HUM
Jamaal May
Alice James books, $15.95 (paper)

The Detroit of Jamaal May’s debut collection, Hum, is littered with broken glass, shattered vials, and discarded syringes. Noting the empty shells of grand colonials lining the streets and battered cars sitting on cinder blocks, May argues against romanticizing urban decay. He compares Detroit to a battle zone where ball-field dugouts are foxholes and Marines recruit students from local high schools. Aside from a few scattered crows, there is not a bird in sight, unless you count feathers in a puddle or down in a teenager’s winter jacket, his gun tucked underneath. In May’s skilled hands, Keats’s urn becomes a Chinese takeout box and Wordsworth’s abbey spires are belching Zug Island factories.
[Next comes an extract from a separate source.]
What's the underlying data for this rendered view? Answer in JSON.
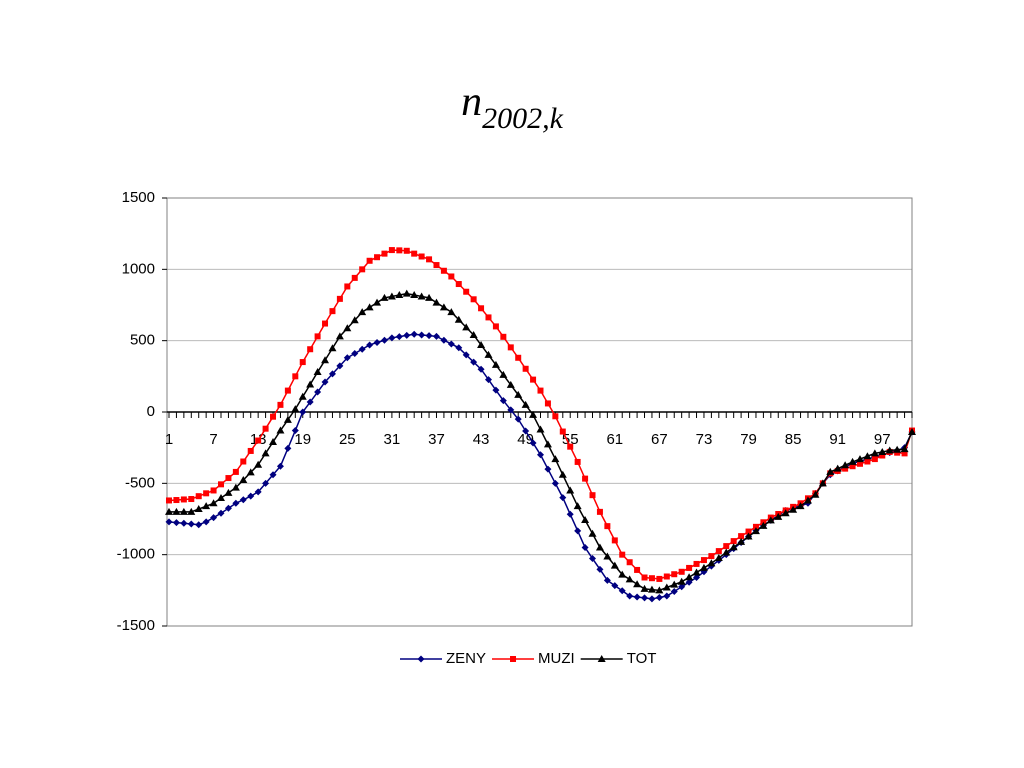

A poet as machinist, May makes art out of found objects, welding his lines with parallel structure and commands. One boy appears with “roof shingles / duct taped to shins and forearms / threading barbed wire through pant loops,” and a lover is made of zinc and copper, her tutu “a nickel-plated half / circle with pleats hammered / one by one.” Hum demands that those left behind by economic upheaval say their piece. To a young boy asked to deny his love of language and join the military, May offers courage: “You stand nameless in front of a tank against / those who would rather see you pull a pin / from a grenade than pull a pen / from your backpack. Jontae, / they are afraid.”